Study funded by eu travel tech and carried out by Professor of Law Christoph Busch analyses local market restrictions on STR services across the EU. It concludes that the availability of STR data will likely drive local policymaking towards a more targeted and evidence-based approach.
Ahead of the adoption at EU level of the Regulation on-short-term rentals (STRs), today, eu travel tech releases the study “Regulating Short-Term Rentals: Towards Data-Driven Policymaking?”. The study sheds light on the different approaches taken by Member States to regulate STRs and answers questions related to these measures’ proportionality and compatibility with EU law. Further, it anticipates that the STR data collected following the application of the new EU Regulation will lead some Member States to reconsider their approach to STRs in favour of more targeted and evidence-based policies.
STRs represent 25% of the total supply of tourist accommodation in the EU. The benefits and challenges that these types of accommodations bring have been extensively discussed in recent years. The study analyses market access restrictions imposed on STRs services at the national, regional and local level in response to the emerging challenges: from outright bans to quotas and limits to the number of nightly stays allowed per STR. The picture is one of a myriad of different requirements emerging across the EU and highly fragmented approaches when it comes to regulating the STR tourism economy.

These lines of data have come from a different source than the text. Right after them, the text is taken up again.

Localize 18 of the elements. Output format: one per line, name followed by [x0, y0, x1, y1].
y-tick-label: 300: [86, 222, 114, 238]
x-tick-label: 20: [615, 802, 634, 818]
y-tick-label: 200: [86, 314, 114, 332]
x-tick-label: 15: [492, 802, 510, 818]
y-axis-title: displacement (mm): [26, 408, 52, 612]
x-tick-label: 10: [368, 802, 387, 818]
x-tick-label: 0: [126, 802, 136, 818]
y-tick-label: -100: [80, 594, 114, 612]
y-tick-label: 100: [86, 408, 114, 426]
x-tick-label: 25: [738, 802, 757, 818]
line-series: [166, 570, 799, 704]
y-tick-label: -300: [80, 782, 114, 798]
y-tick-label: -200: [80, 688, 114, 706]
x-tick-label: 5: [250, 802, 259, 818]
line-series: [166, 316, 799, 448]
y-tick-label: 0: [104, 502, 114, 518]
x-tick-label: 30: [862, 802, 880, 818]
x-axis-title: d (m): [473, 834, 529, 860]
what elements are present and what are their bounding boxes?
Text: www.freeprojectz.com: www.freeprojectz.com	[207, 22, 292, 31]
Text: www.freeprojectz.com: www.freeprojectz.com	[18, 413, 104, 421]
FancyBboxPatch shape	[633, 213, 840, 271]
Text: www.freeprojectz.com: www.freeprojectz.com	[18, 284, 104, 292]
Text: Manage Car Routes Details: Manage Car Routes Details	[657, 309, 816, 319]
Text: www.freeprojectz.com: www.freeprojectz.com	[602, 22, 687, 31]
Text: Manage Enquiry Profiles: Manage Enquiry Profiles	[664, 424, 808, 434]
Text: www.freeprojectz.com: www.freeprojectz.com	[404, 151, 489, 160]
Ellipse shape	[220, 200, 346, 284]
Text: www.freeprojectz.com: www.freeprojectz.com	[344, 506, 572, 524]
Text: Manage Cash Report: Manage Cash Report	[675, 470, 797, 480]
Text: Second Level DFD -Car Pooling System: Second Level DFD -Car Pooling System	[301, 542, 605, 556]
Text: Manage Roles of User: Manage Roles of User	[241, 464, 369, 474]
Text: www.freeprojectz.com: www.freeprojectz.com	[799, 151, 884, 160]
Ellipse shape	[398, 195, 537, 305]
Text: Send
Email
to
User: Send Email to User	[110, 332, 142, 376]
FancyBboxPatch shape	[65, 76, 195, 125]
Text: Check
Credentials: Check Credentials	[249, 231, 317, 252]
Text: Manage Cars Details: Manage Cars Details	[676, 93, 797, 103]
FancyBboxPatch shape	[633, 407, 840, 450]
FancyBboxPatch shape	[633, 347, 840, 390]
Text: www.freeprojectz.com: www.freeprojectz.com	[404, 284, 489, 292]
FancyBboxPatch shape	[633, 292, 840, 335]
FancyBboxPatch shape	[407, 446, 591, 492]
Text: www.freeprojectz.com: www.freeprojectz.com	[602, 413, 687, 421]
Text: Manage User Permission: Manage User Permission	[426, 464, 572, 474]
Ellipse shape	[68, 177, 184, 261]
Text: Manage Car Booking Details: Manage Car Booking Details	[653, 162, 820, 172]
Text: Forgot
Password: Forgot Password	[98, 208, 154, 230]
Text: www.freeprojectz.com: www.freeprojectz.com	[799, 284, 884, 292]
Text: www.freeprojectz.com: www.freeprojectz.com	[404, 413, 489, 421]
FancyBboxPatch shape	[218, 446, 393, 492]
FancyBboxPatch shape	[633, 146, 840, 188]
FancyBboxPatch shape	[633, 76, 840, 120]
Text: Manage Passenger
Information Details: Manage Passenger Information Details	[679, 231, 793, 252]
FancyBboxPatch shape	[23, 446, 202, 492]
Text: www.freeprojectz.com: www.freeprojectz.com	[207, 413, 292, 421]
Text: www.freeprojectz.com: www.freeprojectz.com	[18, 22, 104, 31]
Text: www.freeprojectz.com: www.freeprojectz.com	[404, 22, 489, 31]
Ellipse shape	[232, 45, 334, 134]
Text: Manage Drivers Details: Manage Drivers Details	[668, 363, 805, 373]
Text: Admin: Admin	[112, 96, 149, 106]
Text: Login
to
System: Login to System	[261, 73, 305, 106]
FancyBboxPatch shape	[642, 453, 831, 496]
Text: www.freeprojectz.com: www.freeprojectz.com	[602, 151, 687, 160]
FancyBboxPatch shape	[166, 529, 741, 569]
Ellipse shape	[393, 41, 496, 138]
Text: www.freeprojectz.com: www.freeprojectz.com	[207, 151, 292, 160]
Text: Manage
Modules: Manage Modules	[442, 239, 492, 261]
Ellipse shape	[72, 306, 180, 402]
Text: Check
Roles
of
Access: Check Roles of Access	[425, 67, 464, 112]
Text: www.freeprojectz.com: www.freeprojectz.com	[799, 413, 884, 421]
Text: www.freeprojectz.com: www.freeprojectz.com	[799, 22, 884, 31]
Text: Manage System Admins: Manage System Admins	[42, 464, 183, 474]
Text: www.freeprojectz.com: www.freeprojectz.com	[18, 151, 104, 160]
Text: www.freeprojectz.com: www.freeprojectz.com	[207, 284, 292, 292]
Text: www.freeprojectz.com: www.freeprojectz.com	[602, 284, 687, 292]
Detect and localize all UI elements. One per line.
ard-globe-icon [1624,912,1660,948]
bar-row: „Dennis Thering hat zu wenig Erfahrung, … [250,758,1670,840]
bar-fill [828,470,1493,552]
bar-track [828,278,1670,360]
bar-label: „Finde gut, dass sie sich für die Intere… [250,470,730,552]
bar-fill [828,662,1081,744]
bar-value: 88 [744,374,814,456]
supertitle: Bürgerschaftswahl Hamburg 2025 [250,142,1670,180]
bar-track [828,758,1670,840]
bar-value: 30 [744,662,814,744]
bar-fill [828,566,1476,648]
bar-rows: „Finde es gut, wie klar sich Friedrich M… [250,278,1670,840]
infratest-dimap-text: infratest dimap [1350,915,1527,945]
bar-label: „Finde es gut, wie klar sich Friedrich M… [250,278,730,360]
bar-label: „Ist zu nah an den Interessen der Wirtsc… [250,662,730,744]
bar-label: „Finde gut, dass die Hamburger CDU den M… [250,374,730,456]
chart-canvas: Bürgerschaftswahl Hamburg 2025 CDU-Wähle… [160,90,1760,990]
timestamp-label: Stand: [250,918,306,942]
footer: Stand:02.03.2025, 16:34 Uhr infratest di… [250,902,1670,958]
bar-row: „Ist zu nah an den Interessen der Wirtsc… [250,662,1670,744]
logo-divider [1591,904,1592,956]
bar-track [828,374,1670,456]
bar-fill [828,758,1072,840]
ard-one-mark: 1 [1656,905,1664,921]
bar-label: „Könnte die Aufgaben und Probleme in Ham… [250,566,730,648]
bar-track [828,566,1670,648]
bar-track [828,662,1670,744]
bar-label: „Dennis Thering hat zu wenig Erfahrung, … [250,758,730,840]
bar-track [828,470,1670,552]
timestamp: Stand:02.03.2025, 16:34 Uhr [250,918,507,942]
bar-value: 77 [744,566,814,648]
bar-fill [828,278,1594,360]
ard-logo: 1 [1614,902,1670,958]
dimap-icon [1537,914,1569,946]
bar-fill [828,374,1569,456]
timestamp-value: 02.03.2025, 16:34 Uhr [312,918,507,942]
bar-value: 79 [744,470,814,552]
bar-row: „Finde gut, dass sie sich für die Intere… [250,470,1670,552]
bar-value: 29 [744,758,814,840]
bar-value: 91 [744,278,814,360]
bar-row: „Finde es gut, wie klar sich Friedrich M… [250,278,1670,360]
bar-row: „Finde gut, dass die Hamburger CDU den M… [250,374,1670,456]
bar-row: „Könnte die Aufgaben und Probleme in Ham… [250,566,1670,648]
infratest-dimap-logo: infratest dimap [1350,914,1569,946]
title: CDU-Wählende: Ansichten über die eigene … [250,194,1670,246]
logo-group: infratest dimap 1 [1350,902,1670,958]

The local regulation of STR activity is underpinned by key EU principles. The EU Services Directive, which seeks to facilitate the freedom of establishment for service providers and the free movement of services in the EU, protects STR providers against discriminatory and disproportionate market access restrictions. However, as the Services Directive is a horizontal instrument, which applies across a broad range of different sectors, it does not provide any specific rules tailored to STR activities.
As the study highlights, the CJEU Cali Apartments ruling has contributed to clarifying some legal questions regarding the regulation of STR providers and the application of the Services Directive to the STR sector. In this regard, a total ban on STRs can only be seen as a justifiable measure in very exceptional circumstances. Totals bans have been introduced for example in Nice, Amsterdam and Barcelona and have in several cases been declared illegal by courts. “If granular data on STR activity is available under the planned STR Regulation, a blanket ban of all STRs across several districts can no longer be considered,” says the study. With regard to quantitative restrictions, the study highlights that they can only be a measure of last resort. Quotas, for instance, should only be applied if there is clear evidence that other measures have failed to protect public interest objectives.
The study stresses that the requirements for justifying market access restrictions will increase once the planned STR Regulation takes effect. “Public authorities will have to implement a more data-driven approach to STR regulation that is based on up-to-date market data and thus more responsive to the dynamic development of the STR market,” concludes the study.
The study is the result of independent research funded by eu travel tech and conducted by Professor Christoph Busch, Professor of Law at the University of Osnabrück and Affiliated Fellow at the Yale Information Society Project.